Our novel response to this information is our method of presentation. By designed a marketing campaign - of which a product information leaflet has taken precedence - we aim to make synthetic biology accessible. We've produced a leaflet that addresses the concerns we've identified, to educate and inform by presenting our prototype as a functioning and marketable product. By presenting the potential uses for our research, we hope to engage people more than by using abstract descriptions of our research.
From early on in next year's competition, there is scope for a wide collaboration - to produce many such leaflets or trade posters to advertise the motivations and applications of many iGEM projects. By making our research tangible and explaining how it might directly affect peoples' lives, we hope to engage the public in the debate and encourage them to be scientifically informed.
Summary
Our advertising campaign is specifically designed for the hypothetical product that could result from more research and investment into our project. It ties in with our wet lab, learning directly from achievements to date, and modelling work, informing estimates for our product.

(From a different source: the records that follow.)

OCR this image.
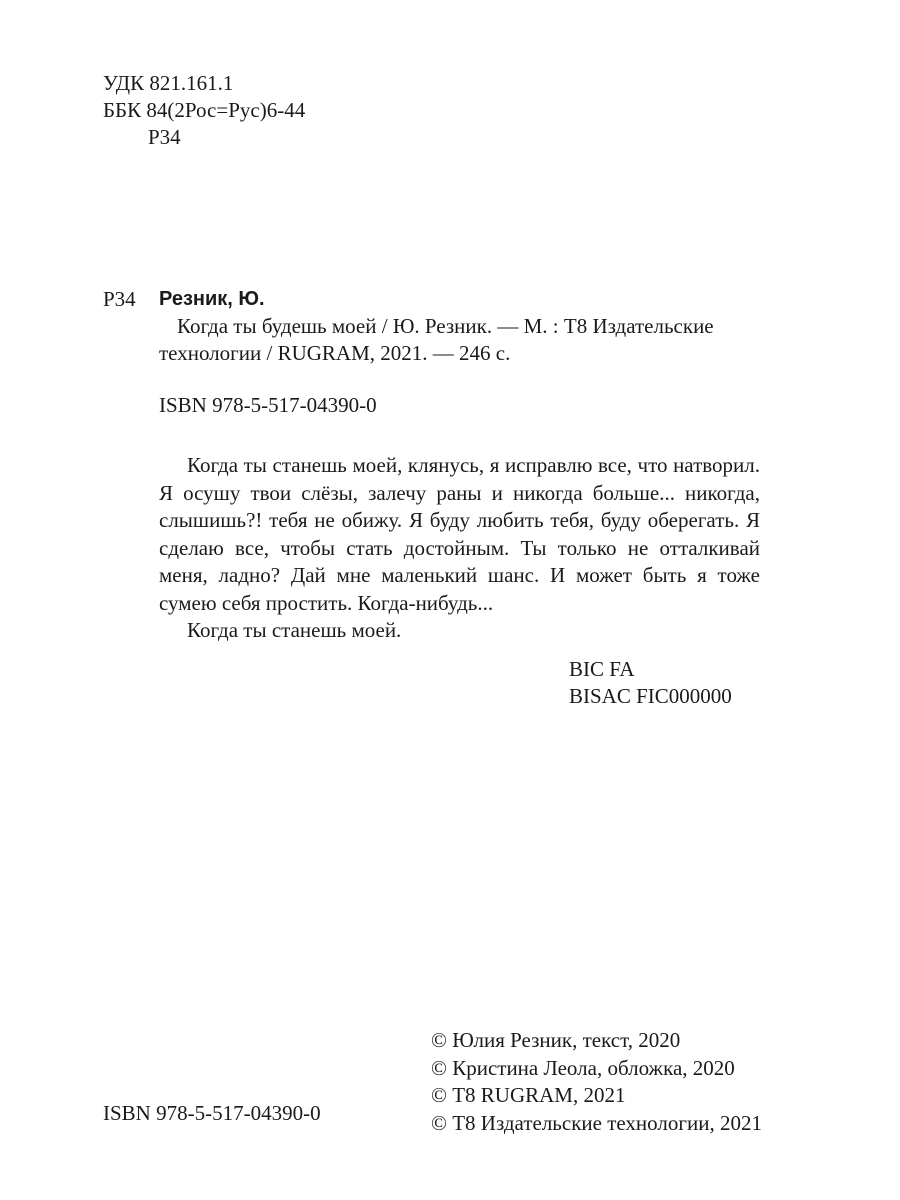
УДК 821.161.1
ББК 84(2Рос=Рус)6-44
Р34
Р34 Резник, Ю.
Когда ты будешь моей / Ю. Резник. — М. : Т8 Издательские
технологии / RUGRAM, 2021. — 246 с.
ISBN 978-5-517-04390-0

Когда ты станешь моей, клянусь, я исправлю все, что натворил. Я осушу твои слёзы, залечу раны и никогда больше... никогда, слышишь?! тебя не обижу. Я буду любить тебя, буду оберегать. Я сделаю все, чтобы стать достойным. Ты только не отталкивай меня, ладно? Дай мне маленький шанс. И может быть я тоже сумею себя простить. Когда-нибудь...

Когда ты станешь моей.

BIC FA
BISAC FIC000000
ISBN 978-5-517-04390-0
© Юлия Резник, текст, 2020
© Кристина Леола, обложка, 2020
© Т8 RUGRAM, 2021
© Т8 Издательские технологии, 2021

The purpose is to address some of the issues surrounding informing the public: to produce material that is balanced and accessible, carefully worded and constructed not to be misleading or frightening. By putting together this material, it has given us a framework to identify and address ways in which synthetic biology and similar fields are currently portrayed and explore the possible reasons for public perception.
Our public information leaflet initiative could be expanded further as a catalyst to public debate and education. Collaboration between many teams could result in a library of leaflets detailing each of their projects and potential uses. These could be used to raise public awareness of the possibilities of synthetic biology without being affiliated to a marketing campaign or company. Rather than posting them through doors, as would be the intension with a real product, distribution could be investigated into scientific fairs and events. By demonstrating the wide variety of research and its potential whilst also providing useful sources of further information, it would provide a scientifically sound introduction to the field without relying solely on journalism to spark an informed debate.